Christian Wiman, He Held Radical Light: The Art of Faith, The Faith of Art (New York: Picador, 2018), 114pp.
In this beautiful sequel to his 2013 memoir, My Bright Abyss, Wiman takes up two of the questions that most powerfully animate his poetry: “What is it we want when we can’t stop wanting? And how do we make that hunger productive and vital rather than corrosive and destructive?” In a book-length essay that moves gracefully between personal anecdote, literary criticism, lyric poetry, and narrative theology, Wiman explores what it means to seek an elusive God both in poetry and in life, and works to reconcile a spiritual hunger that “thrives on longings that can never be fulfilled.”
In many ways, this book is a love letter to poems and poets.
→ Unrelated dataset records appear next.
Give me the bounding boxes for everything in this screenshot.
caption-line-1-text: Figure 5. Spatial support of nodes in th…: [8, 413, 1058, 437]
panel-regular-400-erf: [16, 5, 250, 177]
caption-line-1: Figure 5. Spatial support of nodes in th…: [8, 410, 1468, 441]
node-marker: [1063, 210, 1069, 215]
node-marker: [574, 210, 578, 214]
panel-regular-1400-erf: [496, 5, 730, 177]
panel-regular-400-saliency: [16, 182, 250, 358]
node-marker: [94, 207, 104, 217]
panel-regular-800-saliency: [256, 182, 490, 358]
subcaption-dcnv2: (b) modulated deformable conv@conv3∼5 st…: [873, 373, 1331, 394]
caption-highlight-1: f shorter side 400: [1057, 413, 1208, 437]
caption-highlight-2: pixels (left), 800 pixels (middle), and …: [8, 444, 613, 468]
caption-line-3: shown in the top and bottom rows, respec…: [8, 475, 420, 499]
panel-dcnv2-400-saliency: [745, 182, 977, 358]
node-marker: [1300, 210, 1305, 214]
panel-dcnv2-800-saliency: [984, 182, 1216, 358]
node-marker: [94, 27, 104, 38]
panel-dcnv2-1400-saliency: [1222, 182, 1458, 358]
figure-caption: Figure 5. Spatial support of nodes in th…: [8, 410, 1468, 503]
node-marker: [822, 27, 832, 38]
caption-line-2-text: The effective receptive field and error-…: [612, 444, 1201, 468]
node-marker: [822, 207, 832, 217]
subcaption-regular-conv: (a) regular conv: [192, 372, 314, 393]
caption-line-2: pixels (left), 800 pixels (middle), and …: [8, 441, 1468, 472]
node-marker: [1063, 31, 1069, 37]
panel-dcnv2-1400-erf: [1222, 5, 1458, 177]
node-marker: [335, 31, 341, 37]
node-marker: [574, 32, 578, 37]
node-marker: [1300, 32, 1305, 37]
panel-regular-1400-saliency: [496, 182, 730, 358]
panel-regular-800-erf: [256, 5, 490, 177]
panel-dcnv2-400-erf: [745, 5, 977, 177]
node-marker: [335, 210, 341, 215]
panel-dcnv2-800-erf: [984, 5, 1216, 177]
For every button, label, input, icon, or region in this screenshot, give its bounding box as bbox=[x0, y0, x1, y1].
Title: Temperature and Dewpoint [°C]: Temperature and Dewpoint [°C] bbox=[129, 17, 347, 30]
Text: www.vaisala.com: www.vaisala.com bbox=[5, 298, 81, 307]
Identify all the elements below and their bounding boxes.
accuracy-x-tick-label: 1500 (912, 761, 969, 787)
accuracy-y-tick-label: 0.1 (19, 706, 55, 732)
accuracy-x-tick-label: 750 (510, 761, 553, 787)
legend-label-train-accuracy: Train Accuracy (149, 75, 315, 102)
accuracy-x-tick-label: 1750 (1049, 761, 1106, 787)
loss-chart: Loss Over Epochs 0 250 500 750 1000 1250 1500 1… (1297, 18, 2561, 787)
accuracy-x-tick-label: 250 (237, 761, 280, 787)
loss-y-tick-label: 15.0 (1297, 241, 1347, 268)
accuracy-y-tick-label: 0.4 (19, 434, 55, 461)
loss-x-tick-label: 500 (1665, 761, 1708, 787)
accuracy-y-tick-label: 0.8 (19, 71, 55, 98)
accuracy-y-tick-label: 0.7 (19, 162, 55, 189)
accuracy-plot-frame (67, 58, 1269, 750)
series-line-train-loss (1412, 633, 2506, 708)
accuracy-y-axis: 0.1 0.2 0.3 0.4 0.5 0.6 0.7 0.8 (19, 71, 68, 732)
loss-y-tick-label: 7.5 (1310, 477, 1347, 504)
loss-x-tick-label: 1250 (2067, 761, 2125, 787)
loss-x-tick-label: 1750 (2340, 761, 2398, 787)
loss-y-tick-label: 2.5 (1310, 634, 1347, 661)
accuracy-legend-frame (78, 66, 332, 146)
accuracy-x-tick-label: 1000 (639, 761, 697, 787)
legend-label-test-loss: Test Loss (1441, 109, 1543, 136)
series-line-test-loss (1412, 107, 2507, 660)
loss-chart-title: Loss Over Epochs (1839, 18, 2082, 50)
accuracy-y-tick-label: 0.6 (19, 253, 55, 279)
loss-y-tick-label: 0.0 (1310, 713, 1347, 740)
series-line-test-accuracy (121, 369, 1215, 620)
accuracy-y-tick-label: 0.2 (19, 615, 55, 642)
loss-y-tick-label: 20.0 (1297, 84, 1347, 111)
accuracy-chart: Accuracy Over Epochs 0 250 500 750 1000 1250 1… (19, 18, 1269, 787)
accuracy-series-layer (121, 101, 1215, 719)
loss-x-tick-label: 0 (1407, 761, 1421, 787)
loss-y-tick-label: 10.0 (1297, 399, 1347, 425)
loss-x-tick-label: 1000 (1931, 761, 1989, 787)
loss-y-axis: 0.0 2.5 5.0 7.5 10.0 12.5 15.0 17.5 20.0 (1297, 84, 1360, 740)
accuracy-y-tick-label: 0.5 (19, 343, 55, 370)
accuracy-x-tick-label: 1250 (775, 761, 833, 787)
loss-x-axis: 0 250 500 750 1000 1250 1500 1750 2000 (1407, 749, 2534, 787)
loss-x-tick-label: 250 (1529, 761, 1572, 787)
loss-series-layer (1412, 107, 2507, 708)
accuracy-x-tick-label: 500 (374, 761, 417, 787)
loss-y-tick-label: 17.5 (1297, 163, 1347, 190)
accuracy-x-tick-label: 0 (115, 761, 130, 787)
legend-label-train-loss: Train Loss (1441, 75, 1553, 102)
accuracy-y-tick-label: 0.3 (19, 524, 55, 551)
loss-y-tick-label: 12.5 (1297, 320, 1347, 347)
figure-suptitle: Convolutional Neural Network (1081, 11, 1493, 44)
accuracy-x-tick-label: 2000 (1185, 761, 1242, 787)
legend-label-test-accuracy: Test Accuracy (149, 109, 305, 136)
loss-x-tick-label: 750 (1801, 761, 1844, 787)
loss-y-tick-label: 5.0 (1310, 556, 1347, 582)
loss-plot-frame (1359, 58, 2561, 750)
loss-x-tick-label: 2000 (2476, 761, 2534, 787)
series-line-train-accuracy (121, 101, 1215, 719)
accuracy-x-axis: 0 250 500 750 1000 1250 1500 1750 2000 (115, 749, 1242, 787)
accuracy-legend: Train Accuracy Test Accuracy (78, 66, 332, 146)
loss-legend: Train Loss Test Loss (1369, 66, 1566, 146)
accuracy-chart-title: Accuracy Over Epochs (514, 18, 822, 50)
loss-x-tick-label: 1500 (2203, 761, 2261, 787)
Wiman peppers the book with fascinating and often funny encounters he has had with writers. He describes a time when A.R Ammons showed up for a poetry reading in Virginia, but refused to read, saying, “You can’t possibly be enjoying this.” We learn about the time Wiman accompanied Mary Oliver to a literary event, and she picked a dead pigeon off the sidewalk and tucked it into her pocket. We learn that when Wiman was 38 years old, Donald Hall told him, “I was 38 when I realized not a word I wrote was going to last.” Through these and other anecdotes, Wiman humanizes the writers he holds in high esteem, even as he reflects on their lasting legacies.
Indeed, a chilling but perhaps also liberating sense of mortality provides the undercurrent of He Held Radical Light. What does it mean to be immortal? Can one’s art ever make one immortal? What role can art and faith play in helping us cope with our finitude? How shall we tolerate reality, which is “perceived truly only when the truth of its elusiveness is part of that perception”?
Wiman’s is not a book of trite answers. It is not a book of answers at all. It is a wise, elegiac book that elevates and makes sacred the questions — the real questions, the deep questions, the essential questions that drive, shape, haunt, and complicate our lives.